I misteri delle stragi in una foto Caccia alla verità, 29 anni dopo

Ecco l’immagine della ’biondina’ indagata: spuntò, nel 1993, da un misterioso arsenale di armi in Sicilia

Stefano

Brogioni

Sono passati 29 anni da quella notte di maggio del 1993. Quando lo smarrimento lasciò presto il posto a un’aberrante certezza: c’era la mafia dietro al Fiorino carico di tritolo piazzato in via dei Georgofili e i cinque morti e gli ingenti danni agli Uffizi sono stati il prezzo che anche Firenze ha pagato per quell’offensiva allo Stato.

Ma il perché di quell’attacco, chi lo abbia voluto, indotto, o suggerito agli esecutori materiali, non è ancora chiaro. E a 29 anni di distanza dalla strage dei Georgofili, la procura di Firenze indaga ancora.

La donna e l’autobomba. L’ultima, clamorosa evoluzione dell’inchiesta fiorentina riguarda il possibile coinvolgimento, nella fase esecutiva, di soggetti esterni alla mafia. Rosa Belotti, da Albano Sant’Alessandro, Bergamo, 56 anni, sarebbe, secondo i pm fiorentini, la “biondina” che un passante notò, per la sua avvenenza, scendere da una Fiat Uno parcheggiata in via Palestro: poco dopo, in quel 27 luglio, Milano pianse cinque morti causati proprio da un’autobomba.

Due mesi avanti, la sera del 26 maggio, una donna era stata notata pochi minuti prima dell’esplosione di via dei Georgofili. Fu un residente di via dei Bardi a raccontare ai carabinieri di aver visto una mora arrivare in Mercedes, discutere con due persone, prendere una valigia e ripartire, seguita da un Fiorino bianco. Da quell’avvistamento, nacque anche un identikit, il secondo femminile dopo la “biondina” autista di via Palestro. Oggi, la Belotti ha negato ogni suo coinvolgimento, a Milano e a Firenze, ma ha ammesso che è effettivamente lei, in una foto che venne trovata in un misterioso arsenale in una villa di Alcamo.

L’arsenale di Alcamo e la foto. E qui si entra in una sorta di rompicapo. Perché quella foto di una giovane e bionda Belotti, spuntò, nel settembre del 1993, tra armi che sembrano appartenere ad un’organizzazione simile a Gladio custodite da due carabinieri. A quel sequestro, gli inquirenti arrivarono grazie al poliziotto Antonio Federico, che a sua volta era stato destinatario di una soffiata da una sua fonte molto informata. Il misterioso confidente suggerì a Federico di sfogliare anche i volumi di un’enciclopedia. Tra le pagine, c’era appunto l’immagine di quel volto femminile, che però, in quel momento non era collegato o collegabile alle stragi che si stavano consumando e solo oggi a quella foto è associato un nome. Ma non definitivamente un perché.
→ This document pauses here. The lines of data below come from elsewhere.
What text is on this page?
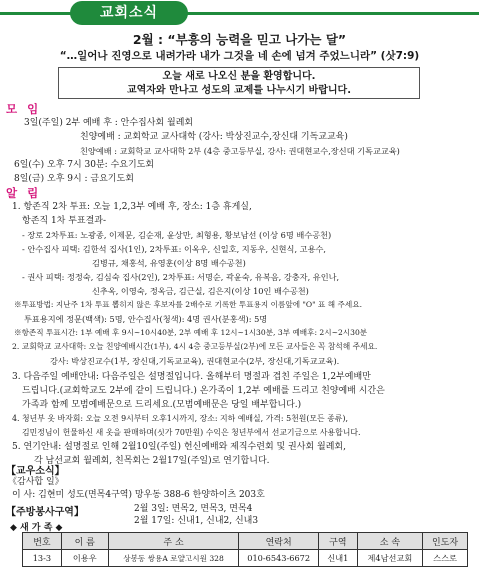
교회소식
2월 : “부흥의 능력을 믿고 나가는 달”
“…일어나 진영으로 내려가라 내가 그것을 네 손에 넘겨 주었느니라” (삿7:9)
오늘 새로 나오신 분을 환영합니다.
교역자와 만나고 성도의 교제를 나누시기 바랍니다.
모 임
3일(주일) 2부 예배 후 : 안수집사회 월례회
친양예배 : 교회학교 교사대학 (강사: 박상진교수,장신대 기독교교육)
친양예배 : 교회학교 교사대학 2부 (4층 중고등부실, 강사: 권대현교수,장신대 기독교교육)
6일(수) 오후 7시 30분: 수요기도회
8일(금) 오후 9시 : 금요기도회
알 림
1. 항존직 2차 투표: 오늘 1,2,3부 예배 후, 장소: 1층 휴게실,
항존직 1차 투표결과-
- 장로 2차투표: 노광종, 이제문, 김순재, 윤상만, 최형용, 황보남선 (이상 6명 배수공천)
- 안수집사 피택: 김한석 집사(1인), 2차투표: 이옥우, 신일호, 지동우, 신현식, 고용수,
김병규, 채홍석, 유영훈(이상 8명 배수공천)
- 권사 피택: 정정숙, 김심숙 집사(2인), 2차투표: 서명순, 곽윤숙, 유복음, 강충자, 유인나,
신추옥, 이영숙, 정옥금, 김근실, 김은지(이상 10인 배수공천)
※투표방법: 지난주 1차 투표 뽑히지 않은 후보자를 2배수로 기록한 투표용지 이름앞에 "O" 표 해 주세요.
투표용지에 정문(백색): 5명, 안수집사(청색): 4명 권사(분홍색): 5명
※항존직 투표시간: 1부 예배 후 9시~10시40분, 2부 예배 후 12시~1시30분, 3부 예배후: 2시~2시30분
2. 교회학교 교사대학: 오늘 친양예배시간(1부), 4시 4층 중고등부실(2부)에 모든 교사들은 꼭 참석해 주세요.
강사: 박상진교수(1부, 장신대,기독교교육), 권대현교수(2부, 장신대,기독교교육).
3. 다음주일 예배안내: 다음주일은 설명절입니다. 올해부터 명절과 겹친 주일은 1,2부예배만
드립니다.(교회학교도 2부에 같이 드립니다.) 온가족이 1,2부 예배를 드리고 친양예배 시간은
가족과 함께 모범예배문으로 드리세요.(모범예배문은 당일 배부합니다.)
4. 청년부 옷 바자회: 오늘 오전 9시부터 오후1시까지, 장소: 지하 예배실, 가격: 5천원(모든 종류),
김민정님이 헌물하신 새 옷을 판매하며(싯가 70만원) 수익은 청년부에서 선교기금으로 사용합니다.
5. 연기안내: 설명절로 인해 2월10일(주일) 헌신예배와 제직수련회 및 권사회 월례회,
각 남선교회 월례회, 친목회는 2월17일(주일)로 연기합니다.
【교우소식】
《감사합 일》
이 사: 김현미 성도(면목4구역) 망우동 388-6 한양하이츠 203호
【주방봉사구역】	2월 3일: 면목2, 면목3, 면목4
번호	이 름	주 소	연락처	구역	소 속	인도자
13-3	이용우	상봉동 쌍용A 로얄고시원 328	010-6543-6672	신내1	제4남선교회	스스로
2월 17일: 신내1, 신내2, 신내3
◆ 새 가 족 ◆
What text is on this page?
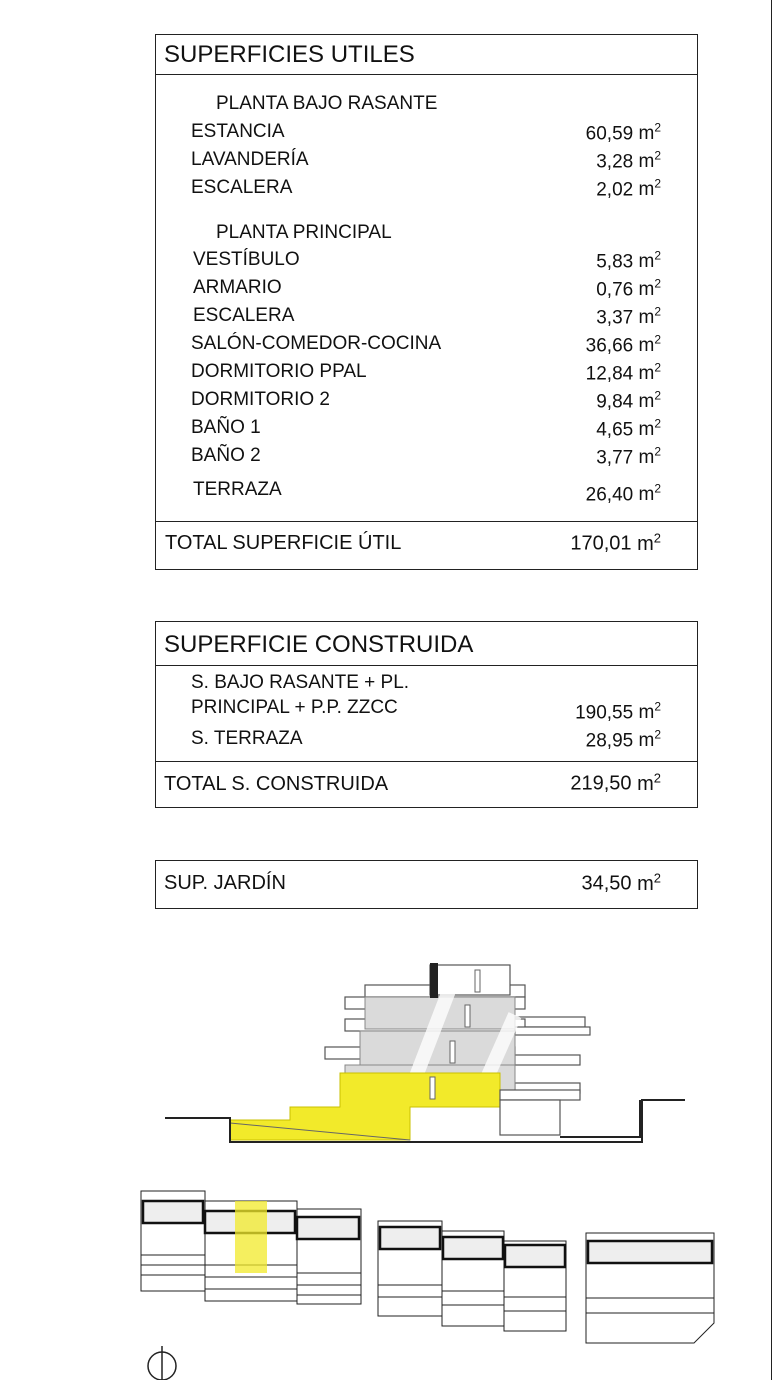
SUPERFICIES UTILES
PLANTA BAJO RASANTE
ESTANCIA	60,59 $m^2$
LAVANDERÍA	3,28 $m^2$
ESCALERA	2,02 $m^2$
PLANTA PRINCIPAL
VESTÍBULO	5,83 $m^2$
ARMARIO	0,76 $m^2$
ESCALERA	3,37 $m^2$
SALÓN-COMEDOR-COCINA	36,66 $m^2$
DORMITORIO PPAL	12,84 $m^2$
DORMITORIO 2	9,84 $m^2$
BAÑO 1	4,65 $m^2$
BAÑO 2	3,77 $m^2$
TERRAZA	26,40 $m^2$
TOTAL SUPERFICIE ÚTIL	170,01 $m^2$
SUPERFICIE CONSTRUIDA
S. BAJO RASANTE + PL.
PRINCIPAL + P.P. ZZCC	190,55 $m^2$
S. TERRAZA	28,95 $m^2$
TOTAL S. CONSTRUIDA	219,50 $m^2$
SUP. JARDÍN	34,50 $m^2$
I dubbi, a quasi trent’anni di quella stagione di nuova strategia della tensione, sono duri da dissipare. Neanche i pentiti parlano mai di una donna nella batteria delle stragi. Riferiscono invece di mandanti e manovre, a cavallo tra Mani Pulite e l’avvento di Forza Italia, per indirizzare con il sangue di innocenti la politica del Paese. Affermazioni che sono ancora tutte da dimostrare e che non hanno trovato riscontri oggettivi.

Riferisce Graviano. Giuseppe Graviano, “madre natura”, figlio del boss Michele assassinato nel 1982, è tra i condannati per la strage dei Georgofili. Tra il 2016 e il 2017, durante l’ora d’aria, venne intercettato mentre parlava con il compagno di cella Umberto Adinolfi. I discorsi sembrano riferiti al periodo antecedente alle stragi del 1993 e a un prestito da venti miliardi che alcuni siciliani, tra cui suo nonno, avrebbero elargito a un imprenditore milanese in ascesa, oggi pure lui nuovamente indagato a Firenze dopo le archiviazioni del passato: Silvio Berlusconi. I cui difensori hanno sempre argomentato sulla totale inaffidabilità del mafioso. La caccia alla scrittura che sancirebbe il prestito da 20 miliardi e al luogo di un paio di incontri tra Graviano e Berlusconi, è in corso. Confrontando le piante catastali di uno degli appartamenti in uso alla moglie di Graviano, a Palermo, gli uomini della Dia si sono accorti che era stato creato un anfratto segreto coperto da un muro. Quella stanza, però, è risultata vuota.